PORT TOWNSEND — After spending an entire Saturday redefining roles, financial goals and working relationships, the City Council received a kudo from its hired facilitator:
The sometimes contentious council is actually a pretty capable group.
The positive evaluation came after eight hours of lively discussion and arguments about the council’s policies and general philosophy.
The assessment followed several members’ assessment that their group has a city-wide reputation in Port Townsend of being unable to agree on any issue.
Besides debating political philosophy Saturday, the council also heard a 2005 financial forecast presentation from City Manager David Timmons, and attempted to identify priorities for this year.
While city’s short-term revenues appear to be rising, the city might face a budgetary crisis by 2007, Timmons warned.
“What we are seeing is a trend on a downward spiral,” said Timmons.

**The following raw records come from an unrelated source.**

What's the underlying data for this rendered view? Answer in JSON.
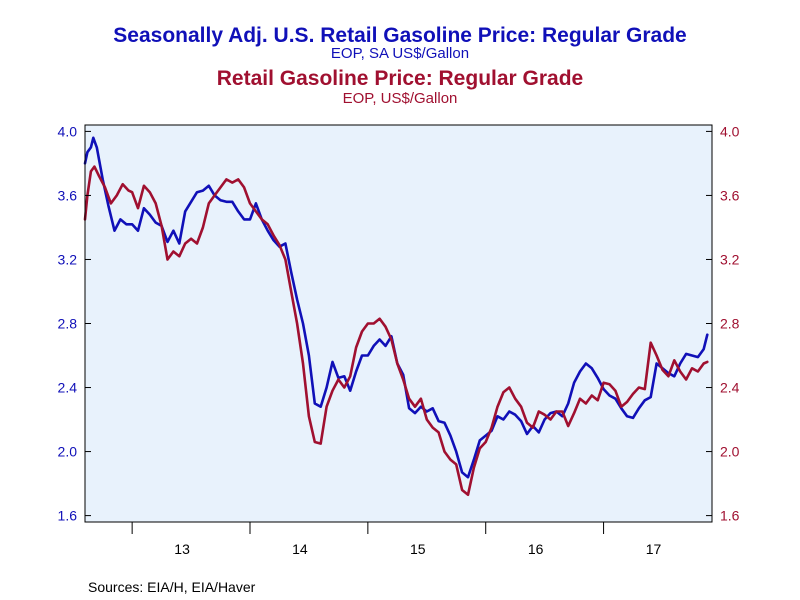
{
  "chart_data": {
    "type": "line",
    "title_1": "Seasonally Adj. U.S. Retail Gasoline Price: Regular Grade",
    "subtitle_1": "EOP, SA US$/Gallon",
    "title_2": "Retail Gasoline Price: Regular Grade",
    "subtitle_2": "EOP, US$/Gallon",
    "source": "Sources:  EIA/H, EIA/Haver",
    "x_tick_labels": [
      "13",
      "14",
      "15",
      "16",
      "17"
    ],
    "x_range": [
      2012.6,
      2017.92
    ],
    "y_left": {
      "ticks": [
        "1.6",
        "2.0",
        "2.4",
        "2.8",
        "3.2",
        "3.6",
        "4.0"
      ],
      "range": [
        1.56,
        4.04
      ]
    },
    "y_right": {
      "ticks": [
        "1.6",
        "2.0",
        "2.4",
        "2.8",
        "3.2",
        "3.6",
        "4.0"
      ],
      "range": [
        1.56,
        4.04
      ]
    },
    "grid": false,
    "legend": "none",
    "colors": {
      "sa": "#1010b8",
      "nsa": "#a01030",
      "plot_bg": "#e8f2fc",
      "axis": "#000000"
    },
    "series": [
      {
        "color": "#1010b8",
        "x": [
          2012.6,
          2012.62,
          2012.65,
          2012.67,
          2012.7,
          2012.75,
          2012.8,
          2012.85,
          2012.9,
          2012.95,
          2013.0,
          2013.05,
          2013.1,
          2013.15,
          2013.2,
          2013.25,
          2013.3,
          2013.35,
          2013.4,
          2013.45,
          2013.5,
          2013.55,
          2013.6,
          2013.65,
          2013.7,
          2013.75,
          2013.8,
          2013.85,
          2013.9,
          2013.95,
          2014.0,
          2014.05,
          2014.1,
          2014.15,
          2014.2,
          2014.25,
          2014.3,
          2014.35,
          2014.4,
          2014.45,
          2014.5,
          2014.55,
          2014.6,
          2014.65,
          2014.7,
          2014.75,
          2014.8,
          2014.85,
          2014.9,
          2014.95,
          2015.0,
          2015.05,
          2015.1,
          2015.15,
          2015.2,
          2015.25,
          2015.3,
          2015.35,
          2015.4,
          2015.45,
          2015.5,
          2015.55,
          2015.6,
          2015.65,
          2015.7,
          2015.75,
          2015.8,
          2015.85,
          2015.9,
          2015.95,
          2016.0,
          2016.05,
          2016.1,
          2016.15,
          2016.2,
          2016.25,
          2016.3,
          2016.35,
          2016.4,
          2016.45,
          2016.5,
          2016.55,
          2016.6,
          2016.65,
          2016.7,
          2016.75,
          2016.8,
          2016.85,
          2016.9,
          2016.95,
          2017.0,
          2017.05,
          2017.1,
          2017.15,
          2017.2,
          2017.25,
          2017.3,
          2017.35,
          2017.4,
          2017.45,
          2017.5,
          2017.55,
          2017.6,
          2017.65,
          2017.7,
          2017.75,
          2017.8,
          2017.85,
          2017.88
        ],
        "values": [
          3.8,
          3.87,
          3.9,
          3.96,
          3.9,
          3.7,
          3.53,
          3.38,
          3.45,
          3.42,
          3.42,
          3.38,
          3.52,
          3.48,
          3.43,
          3.41,
          3.31,
          3.38,
          3.3,
          3.5,
          3.56,
          3.62,
          3.63,
          3.66,
          3.6,
          3.57,
          3.56,
          3.56,
          3.5,
          3.45,
          3.45,
          3.55,
          3.45,
          3.38,
          3.32,
          3.28,
          3.3,
          3.12,
          2.95,
          2.8,
          2.6,
          2.3,
          2.28,
          2.4,
          2.56,
          2.46,
          2.47,
          2.38,
          2.5,
          2.6,
          2.6,
          2.66,
          2.7,
          2.66,
          2.72,
          2.55,
          2.48,
          2.27,
          2.24,
          2.28,
          2.25,
          2.27,
          2.19,
          2.18,
          2.1,
          2.0,
          1.87,
          1.84,
          1.95,
          2.07,
          2.1,
          2.13,
          2.22,
          2.2,
          2.25,
          2.23,
          2.19,
          2.11,
          2.16,
          2.12,
          2.2,
          2.24,
          2.25,
          2.22,
          2.3,
          2.43,
          2.5,
          2.55,
          2.52,
          2.46,
          2.39,
          2.35,
          2.33,
          2.27,
          2.22,
          2.21,
          2.27,
          2.32,
          2.34,
          2.55,
          2.52,
          2.49,
          2.47,
          2.55,
          2.61,
          2.6,
          2.59,
          2.64,
          2.73
        ]
      },
      {
        "color": "#a01030",
        "x": [
          2012.6,
          2012.62,
          2012.65,
          2012.68,
          2012.72,
          2012.77,
          2012.82,
          2012.87,
          2012.92,
          2012.97,
          2013.0,
          2013.05,
          2013.1,
          2013.15,
          2013.2,
          2013.25,
          2013.3,
          2013.35,
          2013.4,
          2013.45,
          2013.5,
          2013.55,
          2013.6,
          2013.65,
          2013.7,
          2013.75,
          2013.8,
          2013.85,
          2013.9,
          2013.95,
          2014.0,
          2014.05,
          2014.1,
          2014.15,
          2014.2,
          2014.25,
          2014.3,
          2014.35,
          2014.4,
          2014.45,
          2014.5,
          2014.55,
          2014.6,
          2014.65,
          2014.7,
          2014.75,
          2014.8,
          2014.85,
          2014.9,
          2014.95,
          2015.0,
          2015.05,
          2015.1,
          2015.15,
          2015.2,
          2015.25,
          2015.3,
          2015.35,
          2015.4,
          2015.45,
          2015.5,
          2015.55,
          2015.6,
          2015.65,
          2015.7,
          2015.75,
          2015.8,
          2015.85,
          2015.9,
          2015.95,
          2016.0,
          2016.05,
          2016.1,
          2016.15,
          2016.2,
          2016.25,
          2016.3,
          2016.35,
          2016.4,
          2016.45,
          2016.5,
          2016.55,
          2016.6,
          2016.65,
          2016.7,
          2016.75,
          2016.8,
          2016.85,
          2016.9,
          2016.95,
          2017.0,
          2017.05,
          2017.1,
          2017.15,
          2017.2,
          2017.25,
          2017.3,
          2017.35,
          2017.4,
          2017.45,
          2017.5,
          2017.55,
          2017.6,
          2017.65,
          2017.7,
          2017.75,
          2017.8,
          2017.85,
          2017.88
        ],
        "values": [
          3.45,
          3.6,
          3.75,
          3.78,
          3.72,
          3.65,
          3.55,
          3.6,
          3.67,
          3.63,
          3.62,
          3.52,
          3.66,
          3.62,
          3.55,
          3.41,
          3.2,
          3.25,
          3.22,
          3.3,
          3.33,
          3.3,
          3.4,
          3.55,
          3.6,
          3.65,
          3.7,
          3.68,
          3.7,
          3.65,
          3.55,
          3.5,
          3.45,
          3.42,
          3.35,
          3.29,
          3.2,
          3.0,
          2.8,
          2.55,
          2.22,
          2.06,
          2.05,
          2.28,
          2.38,
          2.45,
          2.4,
          2.47,
          2.65,
          2.75,
          2.8,
          2.8,
          2.83,
          2.78,
          2.7,
          2.55,
          2.45,
          2.33,
          2.28,
          2.33,
          2.2,
          2.15,
          2.12,
          2.0,
          1.95,
          1.92,
          1.76,
          1.73,
          1.9,
          2.02,
          2.06,
          2.15,
          2.28,
          2.37,
          2.4,
          2.33,
          2.28,
          2.18,
          2.15,
          2.25,
          2.23,
          2.2,
          2.25,
          2.25,
          2.16,
          2.24,
          2.33,
          2.3,
          2.35,
          2.32,
          2.43,
          2.42,
          2.38,
          2.28,
          2.31,
          2.36,
          2.4,
          2.39,
          2.68,
          2.6,
          2.51,
          2.47,
          2.57,
          2.5,
          2.45,
          2.52,
          2.5,
          2.55,
          2.56
        ]
      }
    ]
  }
}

“Our revenue growth is steady, we are seeing a lot of real estate growth, but we have to be careful.
“Historically, the city had deferred maintenance on its capital facility and streets.”
The city collects about $170,000 in transportation revenue, while its expenditures on street maintenance are about $300,000, he added.
Council members did not directly respond to Timmons’ suggestion that passage of a levy might improve the financial balance.
Required water system
Timmons also reminded the council that the city will soon need to start thinking about a water system disinfection and filtration project, which is mandated by the state.
“We probably have the last unfiltered water system in the state — maybe even the nation,” Timmons said.
The cost of the project could be as great as $7 million, he added.
Timmons also caused a stir among some council members after passing out a proposed work plan.
Timmons’ priorities document contained 373 items of various importance which need to be addressed either by the council or city staff.
“The biggest issue that we need to keep our focus on is our general operations plan,” he said.
Timmons identified such projects as the 2006 budget, labor agreements and a housing needs assessment.
“This is overwhelming and most of this has nothing to do with the City Council,” Councilwoman Frieda Fenn said as other council members flipped through their copies of the booklet of more than 20 pages.
After an hour of deliberations, council members agreed to hold a three-hour workshop to readdress the priorities.
Each member would bring five items to be prioritized by the rest of the council, they decided.The date of that workshop is yet to be set.